From: Spudboy100@aol.com <Spudboy100@aol.com>
>I am betting that Technology -Building life is extremely rare. Not because
>they decide to polute or to huff nukes or to nano-crap on themselves. I am
>suspecting that the initial conditions that promote tool users are
>vanishingly rare. Items such as Yellow stable stars, a local sizable moon,
a
>huge gas giant to slurp up the comets and asteroids, convection and
>subduction between an early planets surface and its mantle, the right
>climate..etc. Also I contend, that 12-20 billion years is a subjective
view
>on what it takes to bring forth intense self awareness. We may be the first
>beings in the Local Group to attain this awareness. We are set ( I suspect)
>against the after-glow of creation. Flip a coin.

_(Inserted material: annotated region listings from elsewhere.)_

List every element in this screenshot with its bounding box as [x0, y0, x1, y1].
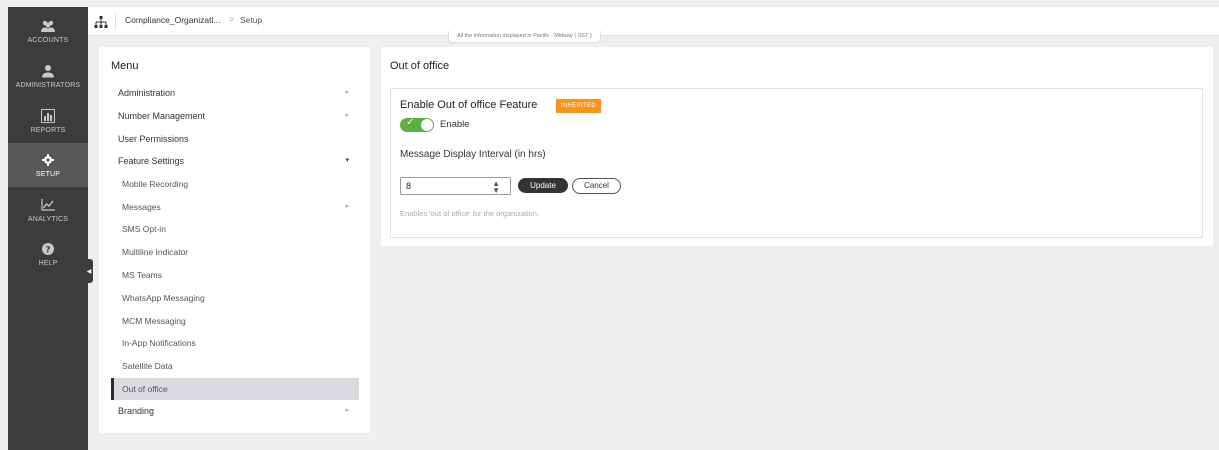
menu-item-label: Satellite Data — [122, 361, 173, 371]
users-icon — [40, 18, 56, 34]
menu-item-whatsapp-messaging[interactable]: WhatsApp Messaging — [111, 287, 359, 309]
breadcrumb-separator: > — [229, 15, 234, 24]
menu-item-label: User Permissions — [118, 134, 189, 144]
chevron-down-icon: ▾ — [345, 157, 349, 164]
admin-icon — [40, 63, 56, 79]
nav-reports[interactable]: REPORTS — [8, 99, 88, 143]
menu-item-label: WhatsApp Messaging — [122, 293, 205, 303]
interval-input[interactable]: 8 ▲ ▼ — [400, 177, 511, 195]
top-bar: Compliance_Organizati... > Setup — [88, 7, 1219, 36]
gear-icon — [40, 152, 56, 168]
menu-item-label: Branding — [118, 406, 155, 416]
divider — [115, 13, 116, 29]
help-text: Enables 'out of office' for the organiza… — [400, 209, 540, 218]
nav-administrators[interactable]: ADMINISTRATORS — [8, 54, 88, 98]
menu-item-in-app-notifications[interactable]: In-App Notifications — [111, 332, 359, 354]
inherited-badge: INHERITED — [556, 99, 602, 113]
menu-item-out-of-office[interactable]: Out of office — [111, 378, 359, 400]
timezone-note: All the information displayed in Pacific… — [448, 31, 601, 43]
cancel-button[interactable]: Cancel — [572, 178, 621, 194]
chevron-right-icon: ▸ — [345, 89, 349, 96]
menu-item-mobile-recording[interactable]: Mobile Recording — [111, 173, 359, 195]
spinner-icon[interactable]: ▲ ▼ — [492, 180, 500, 195]
menu-item-multiline-indicator[interactable]: Multiline Indicator — [111, 241, 359, 263]
menu-item-user-permissions[interactable]: User Permissions — [111, 128, 359, 150]
breadcrumb-org[interactable]: Compliance_Organizati... — [125, 15, 220, 25]
menu-item-ms-teams[interactable]: MS Teams — [111, 264, 359, 286]
menu-item-mcm-messaging[interactable]: MCM Messaging — [111, 310, 359, 332]
left-nav: ACCOUNTS ADMINISTRATORS REPORTS SETUP AN… — [8, 7, 88, 450]
chevron-right-icon: ▸ — [345, 407, 349, 414]
nav-label: ADMINISTRATORS — [15, 82, 81, 89]
interval-label: Message Display Interval (in hrs) — [400, 149, 546, 160]
out-of-office-settings: Enable Out of office Feature INHERITED ✓… — [390, 88, 1203, 238]
menu-item-label: Mobile Recording — [122, 179, 189, 189]
nav-accounts[interactable]: ACCOUNTS — [8, 9, 88, 53]
chevron-right-icon: ▸ — [345, 203, 349, 210]
menu-title: Menu — [111, 60, 139, 72]
content-panel: Out of office Enable Out of office Featu… — [381, 47, 1213, 246]
check-icon: ✓ — [406, 117, 415, 128]
menu-item-label: MS Teams — [122, 270, 162, 280]
toggle-label: Enable — [440, 119, 470, 130]
nav-label: REPORTS — [30, 127, 66, 134]
nav-analytics[interactable]: ANALYTICS — [8, 188, 88, 232]
breadcrumb-setup[interactable]: Setup — [240, 15, 262, 25]
nav-label: ANALYTICS — [27, 216, 69, 223]
menu-item-label: Messages — [122, 202, 161, 212]
nav-help[interactable]: ? HELP — [8, 232, 88, 276]
svg-text:?: ? — [45, 246, 50, 256]
menu-item-label: Multiline Indicator — [122, 247, 189, 257]
menu-item-label: Number Management — [118, 111, 206, 121]
feature-title: Enable Out of office Feature — [400, 99, 538, 111]
help-icon: ? — [40, 241, 56, 257]
menu-panel: Menu Administration ▸ Number Management … — [99, 47, 370, 433]
update-button[interactable]: Update — [518, 178, 568, 193]
toggle-knob — [421, 119, 433, 131]
menu-item-satellite-data[interactable]: Satellite Data — [111, 355, 359, 377]
bar-chart-icon — [40, 108, 56, 124]
menu-item-label: Out of office — [122, 384, 168, 394]
chevron-left-icon: ◀ — [86, 268, 92, 275]
menu-item-administration[interactable]: Administration ▸ — [111, 82, 359, 104]
collapse-nav-button[interactable]: ◀ — [85, 259, 93, 283]
menu-item-branding[interactable]: Branding ▸ — [111, 400, 359, 422]
enable-toggle[interactable]: ✓ — [400, 117, 434, 132]
menu-item-label: Administration — [118, 88, 176, 98]
menu-item-label: SMS Opt-in — [122, 224, 166, 234]
nav-label: ACCOUNTS — [27, 37, 69, 44]
nav-label: SETUP — [35, 171, 61, 178]
nav-setup[interactable]: SETUP — [8, 143, 88, 187]
menu-item-feature-settings[interactable]: Feature Settings ▾ — [111, 150, 359, 172]
menu-item-sms-opt-in[interactable]: SMS Opt-in — [111, 218, 359, 240]
menu-item-label: Feature Settings — [118, 156, 185, 166]
line-chart-icon — [40, 197, 56, 213]
menu-item-messages[interactable]: Messages ▸ — [111, 196, 359, 218]
menu-item-label: In-App Notifications — [122, 338, 196, 348]
page-title: Out of office — [390, 60, 450, 72]
menu-item-label: MCM Messaging — [122, 316, 186, 326]
org-tree-icon — [94, 15, 108, 28]
chevron-right-icon: ▸ — [345, 112, 349, 119]
interval-value: 8 — [406, 181, 412, 191]
nav-label: HELP — [38, 260, 58, 267]
menu-item-number-management[interactable]: Number Management ▸ — [111, 105, 359, 127]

Thank you for pointing out the important difference between "unique" and
"rare."
If life as we know it occurs only very rarely in the universe, that gives us
more cosmic elbow room (as implied by the rarity -- not "uniqueness" -- of
our solar system).
But if life as we know it has only occurred once in the universe (unlikely
in the hyper-extreme), that helps us immensely -- and also makes us
incredibly important extropically, since we alone must struggle against all
the forces of entropy.
But on the basis of what scientists have found necessary for life to get going, I tend to think life springs up more commonly than anthropic-minded folks would like to believe. Just as millions of seeds may only produce one or two viable organisms, so millions of seeded solar systems may only produce one or two intelligent life forms. But the universe contains billions of galaxies each containing billions of stars with planets. Consequently, millions of unrelated species and their civilizations may inhabit the universe and still never come close to bumping into each other.
I don't see that the rarity of intelligent life lowers the risk that we'll self-annihilate. The farther you look into the past, the more rare humans become. Yet ancient cultures wiped each other out at least as often than they do today.